MicroRNA Clusters in the Adult Mouse Heart: Age-Associated Changes

1Reynolds Institute on Aging and Department of Geriatrics, University of Arkansas for Medical Science, 4301 West Markham Street, No. 748, Little Rock, AR 72205, USA
2Geriatric Research Education and Clinical Center, Central Arkansas Veterans Healthcare System, Little Rock, AR 72205, USA

Received 19 September 2014; Revised 10 December 2014; Accepted 13 December 2014

Academic Editor: Ling-Qing Yuan

Copyright © 2015 Xiaomin Zhang et al. This is an open access article distributed under the Creative Commons Attribution License, which permits unrestricted use, distribution, and reproduction in any medium, provided the original work is properly cited.


The microRNAs and microRNA clusters have been implicated in normal cardiac development and also disease, including cardiac hypertrophy, cardiomyopathy, heart failure, and arrhythmias. Since a microRNA cluster has from two to dozens of microRNAs, the expression of a microRNA cluster could have a substantial impact on its target genes. In the present study, the configuration and distribution of microRNA clusters in the mouse genome were examined at various inter-microRNA distances.
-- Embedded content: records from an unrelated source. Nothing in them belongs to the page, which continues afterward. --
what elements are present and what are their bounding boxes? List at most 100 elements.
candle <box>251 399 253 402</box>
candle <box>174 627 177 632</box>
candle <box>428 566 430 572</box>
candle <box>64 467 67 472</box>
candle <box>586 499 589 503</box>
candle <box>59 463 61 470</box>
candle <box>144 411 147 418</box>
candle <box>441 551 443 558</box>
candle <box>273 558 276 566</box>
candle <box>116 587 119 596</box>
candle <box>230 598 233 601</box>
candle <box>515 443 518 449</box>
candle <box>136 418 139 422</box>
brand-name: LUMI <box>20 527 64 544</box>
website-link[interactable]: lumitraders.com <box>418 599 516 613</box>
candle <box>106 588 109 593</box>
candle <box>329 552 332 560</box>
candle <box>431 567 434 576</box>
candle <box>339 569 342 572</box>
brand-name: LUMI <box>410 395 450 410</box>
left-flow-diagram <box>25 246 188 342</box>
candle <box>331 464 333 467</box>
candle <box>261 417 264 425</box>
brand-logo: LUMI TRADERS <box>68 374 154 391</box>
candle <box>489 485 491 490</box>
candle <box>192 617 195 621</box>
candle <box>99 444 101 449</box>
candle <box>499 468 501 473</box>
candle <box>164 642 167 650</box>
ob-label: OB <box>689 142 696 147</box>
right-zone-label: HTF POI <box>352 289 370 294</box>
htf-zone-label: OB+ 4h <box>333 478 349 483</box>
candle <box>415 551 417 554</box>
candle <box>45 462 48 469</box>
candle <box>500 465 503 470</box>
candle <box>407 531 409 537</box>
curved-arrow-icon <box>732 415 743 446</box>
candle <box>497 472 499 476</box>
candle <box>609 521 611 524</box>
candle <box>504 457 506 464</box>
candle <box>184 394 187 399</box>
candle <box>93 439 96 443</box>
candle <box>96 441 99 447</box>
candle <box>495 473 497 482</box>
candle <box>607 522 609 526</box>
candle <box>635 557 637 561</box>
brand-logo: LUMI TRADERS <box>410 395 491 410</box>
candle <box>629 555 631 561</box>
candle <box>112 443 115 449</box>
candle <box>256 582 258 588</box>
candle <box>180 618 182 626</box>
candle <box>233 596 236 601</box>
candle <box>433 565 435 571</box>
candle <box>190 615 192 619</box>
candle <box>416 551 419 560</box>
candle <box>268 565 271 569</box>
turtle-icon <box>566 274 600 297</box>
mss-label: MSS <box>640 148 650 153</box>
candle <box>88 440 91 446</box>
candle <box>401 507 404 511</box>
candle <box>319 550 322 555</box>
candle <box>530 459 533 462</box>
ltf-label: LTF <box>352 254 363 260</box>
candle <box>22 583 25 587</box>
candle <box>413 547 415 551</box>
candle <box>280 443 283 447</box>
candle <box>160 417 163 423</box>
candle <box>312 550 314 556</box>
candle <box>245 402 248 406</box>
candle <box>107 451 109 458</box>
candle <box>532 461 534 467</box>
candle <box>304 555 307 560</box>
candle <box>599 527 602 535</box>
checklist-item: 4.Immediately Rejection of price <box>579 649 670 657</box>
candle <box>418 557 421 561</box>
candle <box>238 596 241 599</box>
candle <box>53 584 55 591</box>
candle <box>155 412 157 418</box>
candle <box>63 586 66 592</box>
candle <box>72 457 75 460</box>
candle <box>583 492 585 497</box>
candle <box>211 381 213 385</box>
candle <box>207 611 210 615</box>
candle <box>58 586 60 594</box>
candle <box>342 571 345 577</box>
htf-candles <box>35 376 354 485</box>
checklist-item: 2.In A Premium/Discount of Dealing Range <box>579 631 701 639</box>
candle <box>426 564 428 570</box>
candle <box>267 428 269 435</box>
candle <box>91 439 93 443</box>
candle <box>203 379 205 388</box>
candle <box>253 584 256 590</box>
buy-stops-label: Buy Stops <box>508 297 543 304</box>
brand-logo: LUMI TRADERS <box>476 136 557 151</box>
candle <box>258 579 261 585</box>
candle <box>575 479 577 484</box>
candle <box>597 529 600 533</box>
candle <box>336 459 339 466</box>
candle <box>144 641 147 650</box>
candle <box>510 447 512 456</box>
Three important microRNA clusters that are significantly impacted during adult cardiac aging, the miR-17-92, miR-106a-363, and miR-106b-25, were also examined in terms of their genomic location, RNA transcript character, sequence homology, and their relationship with the corresponding microRNA families. Multiple microRNAs derived from the three clusters potentially target various protein components of the cdc42-SRF signaling pathway, which regulates cytoskeleton dynamics associated with cardiac structure and function. The data indicate that aging impacted the expression of both guide and passenger strands of the microRNA clusters; nutrient stress also affected the expression of the three microRNA clusters. The miR-17-92, miR-106a-363, and miR-106b-25 clusters are likely to impact the Cdc42-SRF signaling pathway and thereby affect cardiac morphology and function during pathological conditions and the aging process.